La technologie utilisée pour cette piscine est particulièrement innovante, avec des systèmes d’« économie d’eau et d’énergie ». Certains responsables du complexe ont même pu observer directement les Jeux de Paris en 2024, dans le cadre d’un « programme d’observation » axé sur l’héritage et la gestion post-événement.
Un héritage durable pour le Sénégal
Pour Ahmadou al-Aminou Lo, les JOJ ne doivent pas se limiter à l’organisation d’un événement éphémère. Ils représentent une opportunité de développement à long terme pour le pays, notamment à travers :
- La création de centres d’excellence sport-études pour former les jeunes talents.
- Le renforcement de la haute compétition et de l’industrie du sport au Sénégal.
- Le développement du tourisme d’affaires (MICE), avec l’ambition de « doubler la contribution du sport au PIB national, actuellement estimée à 15 millions d’euros ».
- L’amélioration des infrastructures sportives pour les générations futures.
« Nous voulons que les JOJ soient un élément déclencheur pour notre jeunesse », explique le ministre. À l’issue de l’événement, la gestion et l’entretien des infrastructures resteront un défi majeur, mais aussi une chance pour ancrer le sport dans le quotidien des Sénégalais.
Le sommet Africa Forward : un catalyseur pour le développement par le sport
À Nairobi, où se tient actuellement le sommet Africa Forward, coorganisé par la France et le Kenya, les discussions portent sur l’utilisation du sport comme levier de développement économique et social en Afrique.
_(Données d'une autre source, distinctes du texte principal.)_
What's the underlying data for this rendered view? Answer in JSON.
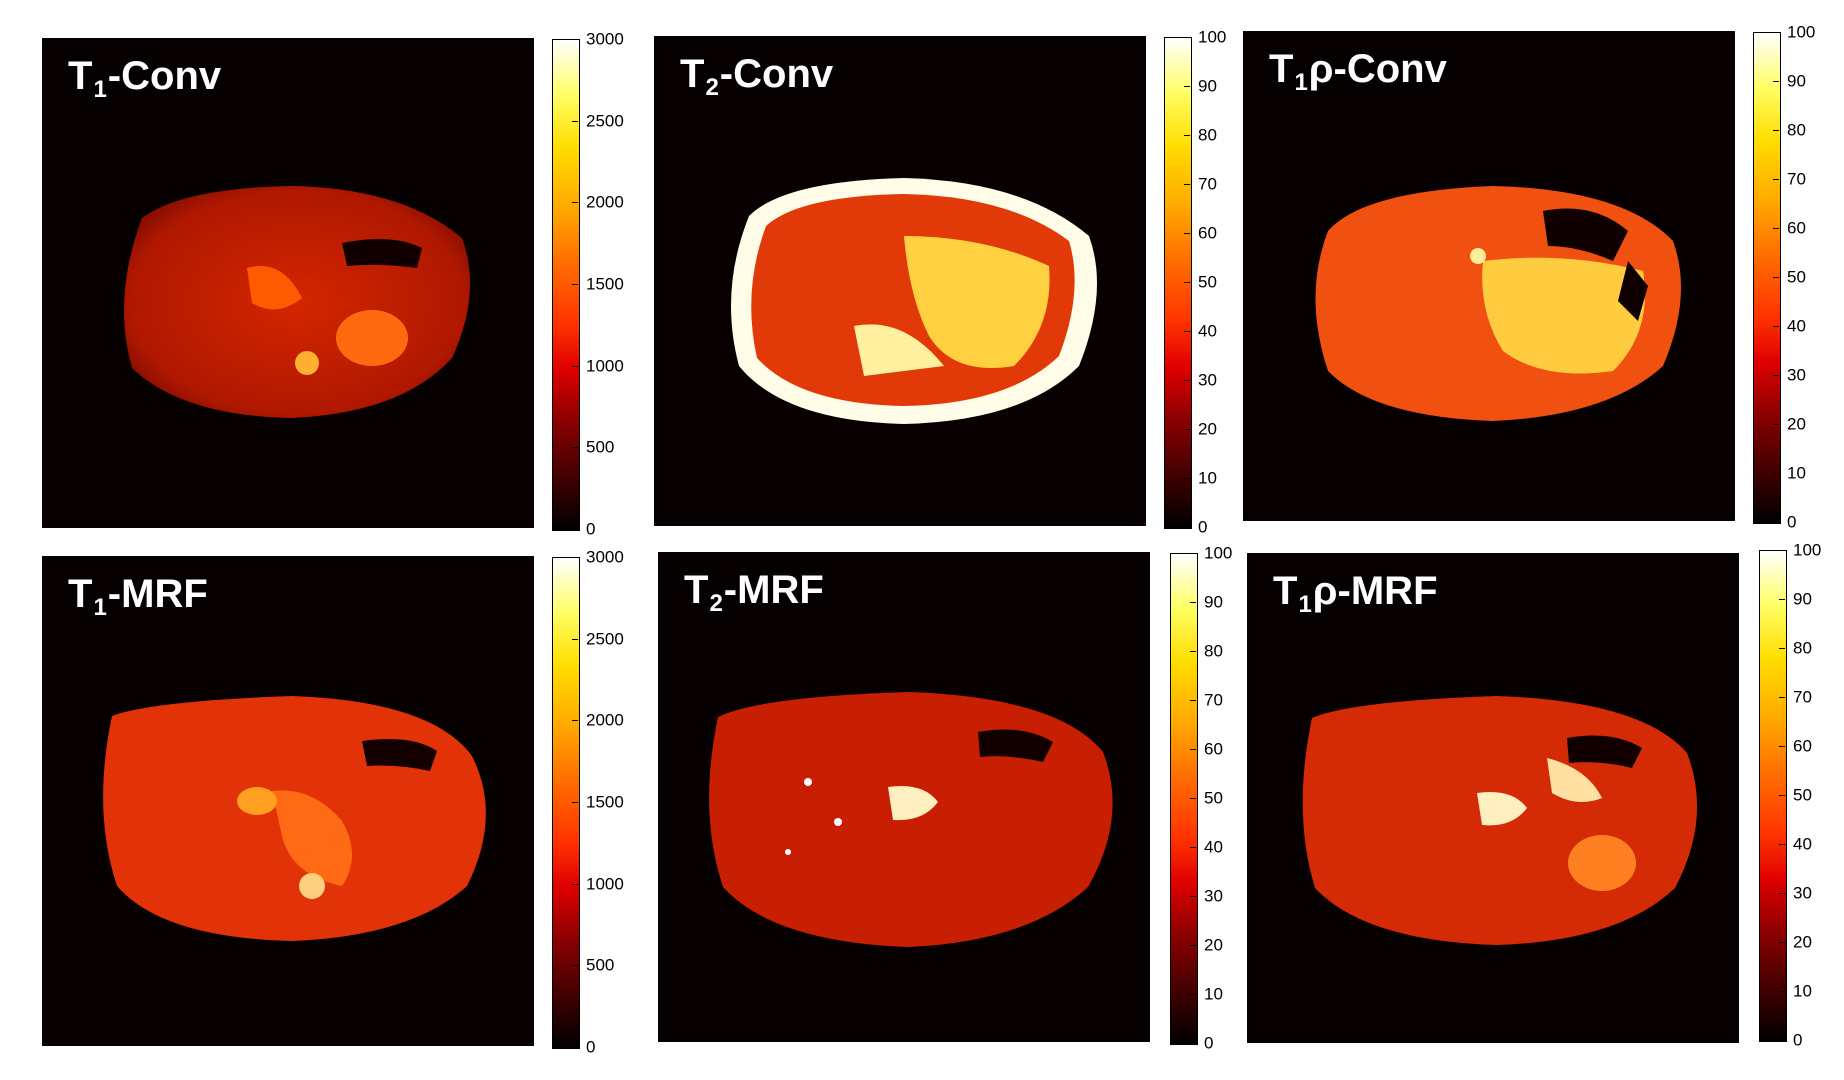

Cet événement intervient à un moment clé pour le Sénégal, qui mise sur les JOJ pour inspirer un nouveau modèle de croissance à l’échelle du continent.
Avec seulement quatre mois avant le début des Jeux, l’heure n’est plus aux hésitations. Le Sénégal, sous les yeux du monde entier, doit prouver sa capacité à organiser un événement olympique de qualité, tout en posant les bases d’un héritage durable. Entre fierté nationale et pression internationale, les prochains mois seront déterminants pour l’avenir du sport africain.
En bref :
- Dates des JOJ : 31 octobre – 13 novembre 2026.
- Nombre d’athlètes : 2 700 jeunes de moins de 17 ans.
- Sports au programme : 25 sports de compétition + 10 sports d’engagement.
- Infrastructures clés : Piscine olympique, Stade Iba-Mar-Diop, complexe Tour de l’œuf.
- Coopération internationale : 30 experts de Paris 2024 intégrés à Dakar 2026, prêt AFD de 80 millions d’euros.
- Objectif : Faire de ces Jeux un tremplin pour le développement sportif et économique du Sénégal et de l’Afrique.